I grew up in New Hampshire, and babysat throughout my middle and high school years. Babies there had nurseries, whole rooms outfitted with gliders, ottomans, closets, big wooden cribs, matching changing tables, toy boxes, bookshelves, adorable rugs, décor, and shelving (the shelving!). Far from cramped, those nurseries tended to be organized and luscious. Their lighting was soft and they smelled of freshly-bathed babies.
I babysat in college, too, in Western Massachusetts, where nurseries still reigned but other forms of cohabitation proliferated. I had a standing weekly gig with a family consisting of two moms, two twin boys who'd just begun walking, and a rabbit. They lived in a massive loft space in a renovated factory building, technically a studio but so large that its semi-separated sections definitely felt distinct. A wooden swing hung from the high ceiling, and Christmas-tree lights lined the giant windows; the home had an other-worldly quality. The moms' bed was placed in one corner, and the boys' in another.

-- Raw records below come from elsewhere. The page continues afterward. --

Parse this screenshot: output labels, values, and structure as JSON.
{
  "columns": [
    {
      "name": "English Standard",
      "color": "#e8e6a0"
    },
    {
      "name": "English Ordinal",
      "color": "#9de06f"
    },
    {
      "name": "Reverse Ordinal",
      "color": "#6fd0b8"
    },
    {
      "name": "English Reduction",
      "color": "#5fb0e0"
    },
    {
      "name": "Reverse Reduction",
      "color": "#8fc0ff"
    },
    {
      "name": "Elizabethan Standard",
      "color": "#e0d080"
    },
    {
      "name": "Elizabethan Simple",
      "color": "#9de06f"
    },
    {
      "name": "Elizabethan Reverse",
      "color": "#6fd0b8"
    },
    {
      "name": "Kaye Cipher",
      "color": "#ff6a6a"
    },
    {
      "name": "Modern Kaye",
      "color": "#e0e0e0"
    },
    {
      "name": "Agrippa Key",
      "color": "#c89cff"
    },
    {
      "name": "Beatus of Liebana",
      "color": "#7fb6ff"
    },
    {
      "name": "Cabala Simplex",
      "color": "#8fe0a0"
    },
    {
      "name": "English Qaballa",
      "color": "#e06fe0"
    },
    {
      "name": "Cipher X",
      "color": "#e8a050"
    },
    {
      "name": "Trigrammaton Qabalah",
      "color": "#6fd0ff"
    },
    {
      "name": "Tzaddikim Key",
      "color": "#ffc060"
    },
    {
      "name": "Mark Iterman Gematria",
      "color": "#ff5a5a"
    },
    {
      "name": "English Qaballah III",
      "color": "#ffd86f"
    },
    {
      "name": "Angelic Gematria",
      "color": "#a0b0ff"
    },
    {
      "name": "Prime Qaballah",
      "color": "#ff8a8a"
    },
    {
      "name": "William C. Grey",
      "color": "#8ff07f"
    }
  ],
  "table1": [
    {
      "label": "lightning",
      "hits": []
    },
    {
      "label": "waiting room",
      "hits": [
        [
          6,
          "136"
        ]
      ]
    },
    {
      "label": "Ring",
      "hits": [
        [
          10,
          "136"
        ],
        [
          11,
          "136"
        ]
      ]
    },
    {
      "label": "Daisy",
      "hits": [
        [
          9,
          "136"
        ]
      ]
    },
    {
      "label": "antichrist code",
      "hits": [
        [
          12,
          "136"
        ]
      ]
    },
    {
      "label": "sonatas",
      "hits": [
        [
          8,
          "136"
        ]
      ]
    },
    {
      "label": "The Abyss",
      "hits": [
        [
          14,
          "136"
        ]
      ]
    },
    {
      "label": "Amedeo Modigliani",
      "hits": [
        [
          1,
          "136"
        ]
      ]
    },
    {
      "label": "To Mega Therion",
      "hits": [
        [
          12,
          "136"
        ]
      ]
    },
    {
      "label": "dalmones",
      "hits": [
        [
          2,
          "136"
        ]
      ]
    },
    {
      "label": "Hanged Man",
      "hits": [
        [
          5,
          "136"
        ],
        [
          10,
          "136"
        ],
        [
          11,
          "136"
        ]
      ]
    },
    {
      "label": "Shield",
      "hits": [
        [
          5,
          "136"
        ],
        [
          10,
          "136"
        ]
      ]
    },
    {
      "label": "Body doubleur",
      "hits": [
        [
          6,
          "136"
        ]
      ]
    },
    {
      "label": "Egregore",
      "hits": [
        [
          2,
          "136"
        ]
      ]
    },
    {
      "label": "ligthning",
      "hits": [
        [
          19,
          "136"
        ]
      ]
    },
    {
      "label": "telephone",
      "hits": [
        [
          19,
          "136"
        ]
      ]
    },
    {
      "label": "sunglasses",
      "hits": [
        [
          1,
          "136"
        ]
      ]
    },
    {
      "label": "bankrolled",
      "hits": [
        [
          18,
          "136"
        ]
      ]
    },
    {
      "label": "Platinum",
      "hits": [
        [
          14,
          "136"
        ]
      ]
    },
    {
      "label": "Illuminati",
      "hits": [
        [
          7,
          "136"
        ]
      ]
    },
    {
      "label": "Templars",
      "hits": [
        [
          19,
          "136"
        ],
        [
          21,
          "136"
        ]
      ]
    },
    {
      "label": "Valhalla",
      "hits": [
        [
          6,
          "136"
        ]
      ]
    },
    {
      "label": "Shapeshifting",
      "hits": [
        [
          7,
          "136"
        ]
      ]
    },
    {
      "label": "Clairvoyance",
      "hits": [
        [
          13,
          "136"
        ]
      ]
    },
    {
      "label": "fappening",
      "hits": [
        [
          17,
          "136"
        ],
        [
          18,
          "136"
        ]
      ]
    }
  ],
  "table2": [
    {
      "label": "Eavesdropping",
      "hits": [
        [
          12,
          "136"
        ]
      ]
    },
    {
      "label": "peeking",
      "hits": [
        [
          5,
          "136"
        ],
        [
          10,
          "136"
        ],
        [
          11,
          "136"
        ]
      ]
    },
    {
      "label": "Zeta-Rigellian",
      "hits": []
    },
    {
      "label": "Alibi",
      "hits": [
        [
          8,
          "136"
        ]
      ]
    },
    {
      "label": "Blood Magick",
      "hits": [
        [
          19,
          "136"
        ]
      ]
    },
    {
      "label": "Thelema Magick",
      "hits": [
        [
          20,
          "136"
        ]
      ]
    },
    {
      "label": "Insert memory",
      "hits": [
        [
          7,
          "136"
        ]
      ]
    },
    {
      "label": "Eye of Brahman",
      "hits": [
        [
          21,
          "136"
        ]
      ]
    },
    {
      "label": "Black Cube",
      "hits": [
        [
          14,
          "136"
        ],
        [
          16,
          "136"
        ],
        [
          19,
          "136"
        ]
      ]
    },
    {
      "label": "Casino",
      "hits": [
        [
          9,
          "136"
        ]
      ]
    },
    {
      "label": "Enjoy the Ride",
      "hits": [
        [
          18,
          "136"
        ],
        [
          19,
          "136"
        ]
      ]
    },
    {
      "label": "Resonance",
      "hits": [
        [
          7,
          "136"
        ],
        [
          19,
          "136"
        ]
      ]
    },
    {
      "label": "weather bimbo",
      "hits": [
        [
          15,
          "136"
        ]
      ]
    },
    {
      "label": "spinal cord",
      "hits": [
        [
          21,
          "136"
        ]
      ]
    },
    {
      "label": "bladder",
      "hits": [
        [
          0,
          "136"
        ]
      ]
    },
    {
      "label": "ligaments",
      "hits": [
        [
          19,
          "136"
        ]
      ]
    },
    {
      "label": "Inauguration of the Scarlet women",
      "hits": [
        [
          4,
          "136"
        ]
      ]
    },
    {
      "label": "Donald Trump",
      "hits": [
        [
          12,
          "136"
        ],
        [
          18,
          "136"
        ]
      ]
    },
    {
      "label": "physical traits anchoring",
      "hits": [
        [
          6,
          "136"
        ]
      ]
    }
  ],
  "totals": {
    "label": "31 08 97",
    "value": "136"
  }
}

Another family (now good friends) in the same town shared a bedroom, in a small and funky house, with their two toddlers; they placed two abutting futons right on the floor, and everyone slept on them together. They'd previously lived in New York, and have since returned. Their bedroom here was set up in the same way until a month ago, when they got a bunk bed and put the kids in a separate room (lemme tell ya - that was one happy mama).
I know another family, in rural Maine, who shares a "family bed." They have a two-year-old and an infant. Neither baby has spent time in a crib. And, a good friend of ours here in the city lived in a teepee with his family until he was two.
New York breeds creativity, especially in the home, where dishwashers are a luxury item, and storage is almost non-existent. Overhead shelving is a saving grace, as is a minimalist sensibility. We live in a four-hundred square foot "two bedroom" railroad apartment. It's small, but feels spacious when it's not messy. Our bedroom and kitchen, on either end, are large, and there's a small living room, and an office, in between. We've opted to put the baby in the bedroom with us, rather than kick Aaron out of his workspace and take over the office.
We have a crib beside the bed, and a changing table against a wall (its shelves are stocked with canvas storage boxes, which contain the baby's accoutrements). I'll post pictures as soon as I have the artwork up - I'm proud of how organized and cute our setup is! We can roll the crib into the office if we want some time alone. Our baby will need his own room eventually, and I look forward to decorating it, but I figure that for the first stretch it'll be nice to have everyone and everything essential within easy reach.
Do you have a nursery, a teepee, a family bed? Something in-between? Do you ever sleep with your baby in your bed, even if you have a separate crib? I'd love to hear the different ways you've integrated your new, noisy roommates into your lives and homes.